This week I was visiting a parishioner at a retirement facility. I was waiting in the lobby to meet the parishioner when I suddenly realized they were playing Glenn Miller’s Moonlight Serenade on the speakers. I was catapulted to another time and place as I listened. You see, Moonlight Serenade was the first song my husband and I danced to when we were married. It had been the same song his grandparents had danced to when they were married 55 years earlier. Not long after we started dancing, they joined us on the dance floor. I remember catching a glimpse of them together as I danced with my husband, hoping we could enjoy such longevity and happiness in marriage.
Of course, little of our everyday lives are that dreamy. We spend much of our marriage tending to the “stuff” of life – juggling work and family time; shuttling children to school, activities, and parties; tending to household duties; and trying to squeeze in sleep now and then. There are certainly great moments – watching my husband engage our children, listening intently as he passionately talks about his vocation, and laughing heartily as he jokes about things only we get. We are piecing together a life full of wonderful memories and chapters, but that life is also full of the mundane, everyday, ordinary stuff too.
I think that is why I was so grateful to hear that song this week. That song reminded me of my identity – a moment in which I covenanted to live in a certain way with a certain person. Though our dance together was just one part of that day, the song is a tangible reminder of identity.

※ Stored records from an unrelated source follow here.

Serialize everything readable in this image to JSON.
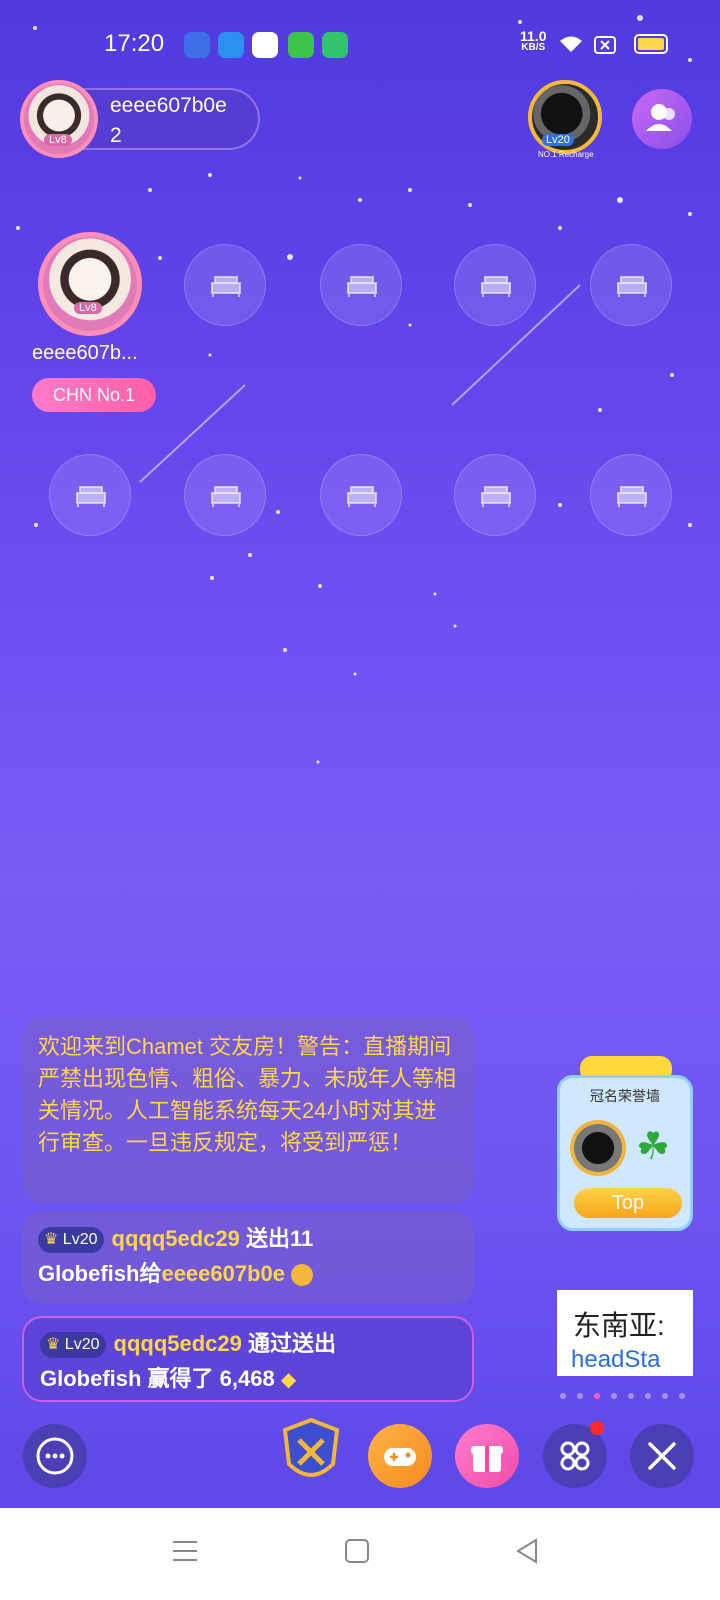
{
  "status_bar": {
    "time": "17:20",
    "net_speed_value": "11.0",
    "net_speed_unit": "KB/S",
    "icons": [
      "baidu-app-icon",
      "browser-app-icon",
      "video-app-icon",
      "store-app-icon",
      "security-app-icon",
      "wifi-icon",
      "sim-icon",
      "battery-icon"
    ]
  },
  "header": {
    "host_name": "eeee607b0e",
    "host_count": "2",
    "host_level": "Lv8",
    "rank_level": "Lv20",
    "rank_caption": "NO.1 Recharge"
  },
  "seats": {
    "host_name": "eeee607b...",
    "host_level": "Lv8",
    "host_badge": "CHN No.1"
  },
  "chat": {
    "notice": "欢迎来到Chamet 交友房！警告：直播期间严禁出现色情、粗俗、暴力、未成年人等相关情况。人工智能系统每天24小时对其进行审查。一旦违反规定，将受到严惩！",
    "msg1": {
      "level": "Lv20",
      "user": "qqqq5edc29",
      "action": "送出11",
      "gift": "Globefish给",
      "target": "eeee607b0e"
    },
    "msg2": {
      "level": "Lv20",
      "user": "qqqq5edc29",
      "action": "通过送出",
      "gift": "Globefish 赢得了 6,468"
    }
  },
  "honor_wall": {
    "title": "冠名荣誉墙",
    "button": "Top"
  },
  "banner": {
    "line1": "东南亚:",
    "line2": "headSta"
  },
  "colors": {
    "accent_yellow": "#ffd54a",
    "badge_pink": "#ff5fa8",
    "bg_purple": "#6a49ef"
  }
}
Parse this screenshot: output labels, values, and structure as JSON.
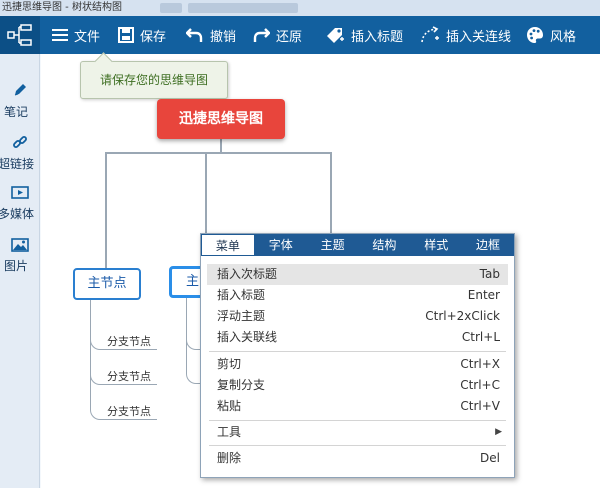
{
  "window": {
    "title": "迅捷思维导图 - 树状结构图"
  },
  "toolbar": {
    "items": [
      {
        "label": "文件",
        "icon": "hamburger-menu-icon"
      },
      {
        "label": "保存",
        "icon": "save-icon"
      },
      {
        "label": "撤销",
        "icon": "undo-icon"
      },
      {
        "label": "还原",
        "icon": "redo-icon"
      },
      {
        "label": "插入标题",
        "icon": "insert-topic-icon"
      },
      {
        "label": "插入关连线",
        "icon": "insert-relation-icon"
      },
      {
        "label": "风格",
        "icon": "palette-icon"
      }
    ]
  },
  "sidebar": {
    "items": [
      {
        "label": "笔记",
        "icon": "pen-icon"
      },
      {
        "label": "超链接",
        "icon": "link-icon"
      },
      {
        "label": "多媒体",
        "icon": "media-icon"
      },
      {
        "label": "图片",
        "icon": "image-icon"
      }
    ]
  },
  "tooltip": {
    "text": "请保存您的思维导图"
  },
  "mindmap": {
    "root": "迅捷思维导图",
    "main_nodes": [
      "主节点",
      "主"
    ],
    "branches": [
      "分支节点",
      "分支节点",
      "分支节点"
    ]
  },
  "context_menu": {
    "tabs": [
      "菜单",
      "字体",
      "主题",
      "结构",
      "样式",
      "边框"
    ],
    "items": [
      {
        "label": "插入次标题",
        "shortcut": "Tab"
      },
      {
        "label": "插入标题",
        "shortcut": "Enter"
      },
      {
        "label": "浮动主题",
        "shortcut": "Ctrl+2xClick"
      },
      {
        "label": "插入关联线",
        "shortcut": "Ctrl+L"
      },
      {
        "label": "剪切",
        "shortcut": "Ctrl+X"
      },
      {
        "label": "复制分支",
        "shortcut": "Ctrl+C"
      },
      {
        "label": "粘贴",
        "shortcut": "Ctrl+V"
      },
      {
        "label": "工具",
        "shortcut": ""
      },
      {
        "label": "删除",
        "shortcut": "Del"
      }
    ]
  },
  "colors": {
    "toolbar": "#12609f",
    "root_node": "#e8453c",
    "node_border": "#2a7fd0",
    "menu_tabs": "#1f5a94",
    "tooltip_text": "#3d6e21"
  }
}
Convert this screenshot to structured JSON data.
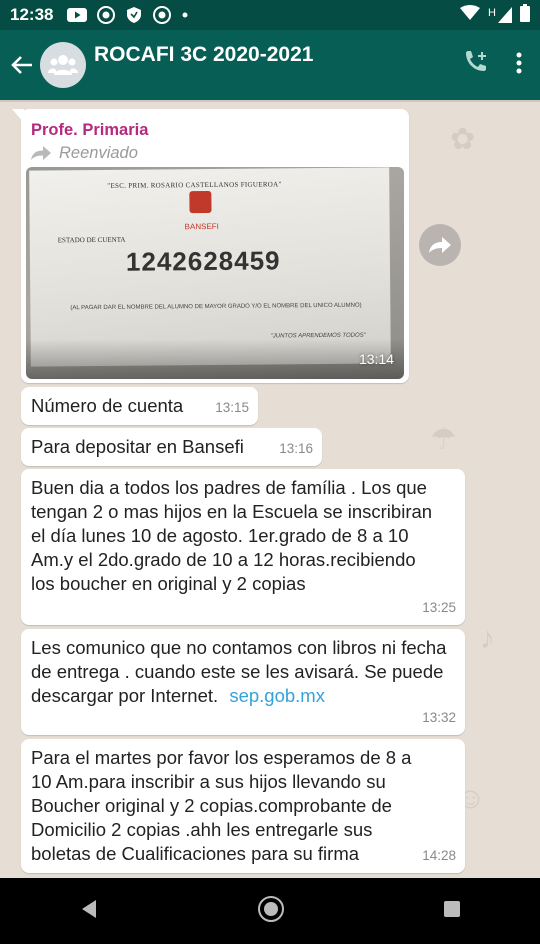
{
  "status_bar": {
    "time": "12:38",
    "icons": [
      "youtube-icon",
      "chrome-icon",
      "shield-app-icon",
      "chrome-icon",
      "dot-icon"
    ],
    "right_icons": [
      "wifi-icon",
      "signal-h-icon",
      "battery-icon"
    ],
    "network_letter": "H"
  },
  "app_bar": {
    "title": "ROCAFI 3C 2020-2021",
    "background": "#075e54",
    "actions": [
      "add-call-icon",
      "more-options-icon"
    ]
  },
  "chat": {
    "background": "#e6ddd4",
    "messages": [
      {
        "sender": "Profe. Primaria",
        "forwarded_label": "Reenviado",
        "photo": {
          "header": "\"ESC. PRIM. ROSARIO CASTELLANOS FIGUEROA\"",
          "logo_text": "BANSEFI",
          "label": "ESTADO DE CUENTA",
          "account_number": "1242628459",
          "note": "(AL PAGAR DAR EL NOMBRE DEL ALUMNO DE MAYOR GRADO Y/O EL NOMBRE DEL UNICO ALUMNO)",
          "motto": "\"JUNTOS APRENDEMOS TODOS\""
        },
        "time": "13:14"
      },
      {
        "text": "Número de cuenta",
        "time": "13:15"
      },
      {
        "text": "Para depositar en Bansefi",
        "time": "13:16"
      },
      {
        "text": "Buen dia a todos los padres de família . Los que tengan 2 o mas hijos en la Escuela se inscribiran el día lunes 10 de agosto. 1er.grado de 8 a 10 Am.y el 2do.grado de 10 a 12 horas.recibiendo los boucher en original y 2 copias",
        "time": "13:25"
      },
      {
        "text": "Les comunico que no contamos con libros ni fecha de entrega . cuando este se les avisará. Se puede descargar por Internet.",
        "link": "sep.gob.mx",
        "time": "13:32"
      },
      {
        "text": "Para el martes por favor los esperamos de 8 a 10 Am.para inscribir a sus hijos llevando su Boucher original y 2 copias.comprobante de Domicilio 2 copias .ahh les entregarle sus boletas de Cualificaciones para su firma",
        "time": "14:28"
      }
    ]
  },
  "nav_bar": {
    "buttons": [
      "back-nav-icon",
      "home-nav-icon",
      "recents-nav-icon"
    ]
  }
}
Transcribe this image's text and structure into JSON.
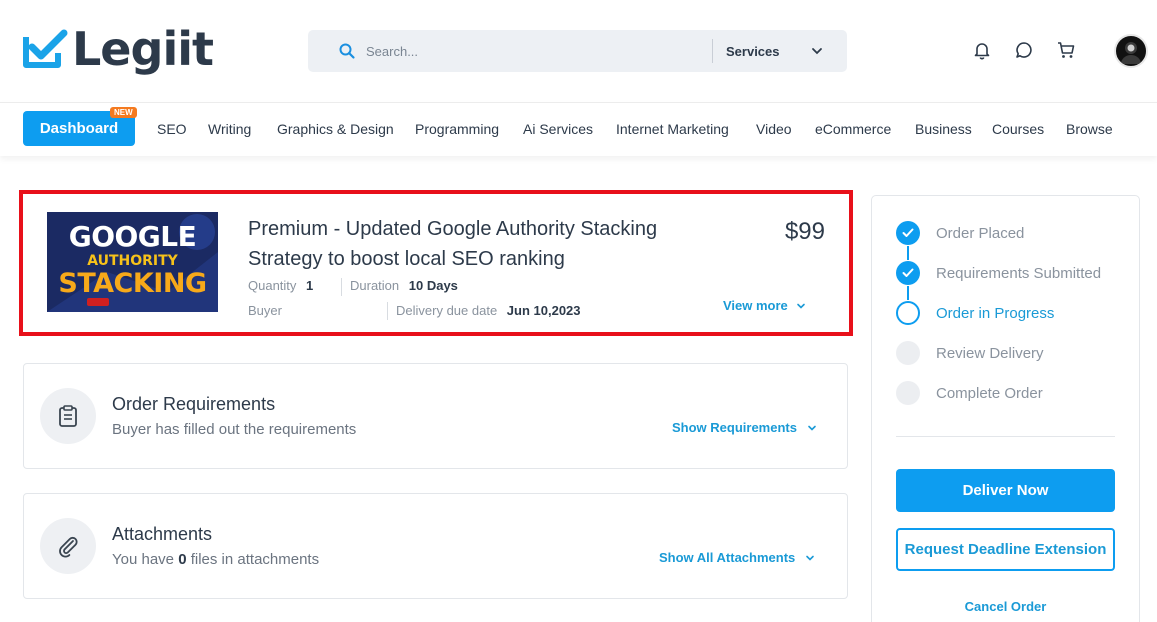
{
  "brand": {
    "name": "Legiit",
    "primary_color": "#0d9df0",
    "highlight_color": "#e8101a"
  },
  "search": {
    "placeholder": "Search...",
    "category": "Services"
  },
  "header_icons": [
    "bell-icon",
    "chat-icon",
    "cart-icon"
  ],
  "nav": {
    "dashboard_label": "Dashboard",
    "badge": "NEW",
    "items": [
      "SEO",
      "Writing",
      "Graphics & Design",
      "Programming",
      "Ai Services",
      "Internet Marketing",
      "Video",
      "eCommerce",
      "Business",
      "Courses",
      "Browse"
    ]
  },
  "order": {
    "thumbnail": {
      "line1": "GOOGLE",
      "line2": "AUTHORITY",
      "line3": "STACKING"
    },
    "title": "Premium - Updated Google Authority Stacking Strategy to boost local SEO ranking",
    "price": "$99",
    "quantity_label": "Quantity",
    "quantity_value": "1",
    "duration_label": "Duration",
    "duration_value": "10 Days",
    "buyer_label": "Buyer",
    "buyer_value": "",
    "due_label": "Delivery due date",
    "due_value": "Jun 10,2023",
    "view_more": "View more"
  },
  "requirements": {
    "title": "Order Requirements",
    "subtitle": "Buyer has filled out the requirements",
    "link": "Show Requirements"
  },
  "attachments": {
    "title": "Attachments",
    "subtitle_pre": "You have",
    "count": "0",
    "subtitle_post": "files in attachments",
    "link": "Show All Attachments"
  },
  "progress": {
    "steps": [
      {
        "label": "Order Placed",
        "state": "done"
      },
      {
        "label": "Requirements Submitted",
        "state": "done"
      },
      {
        "label": "Order in Progress",
        "state": "active"
      },
      {
        "label": "Review Delivery",
        "state": "pending"
      },
      {
        "label": "Complete Order",
        "state": "pending"
      }
    ]
  },
  "actions": {
    "deliver": "Deliver Now",
    "extend": "Request Deadline Extension",
    "cancel": "Cancel Order"
  }
}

After my visit and quick note to my husband about “our song,” I found myself wondering what other markers of identity we experience. In the Episcopal Church, I would argue the sacraments are our biggest ones – the weekly celebration of Holy Eucharist, and the periodic celebration of Baptism. In fact, Church is all about helping us define our identity as disciples of Christ – reminding us who and whose we are. But I wonder, in your mundane, everyday, ordinary lives, what moments or events remind you of that identity? What are those moments that halt you in your steps in a lobby and make you feel affirmed, rooted, loved, and empowered?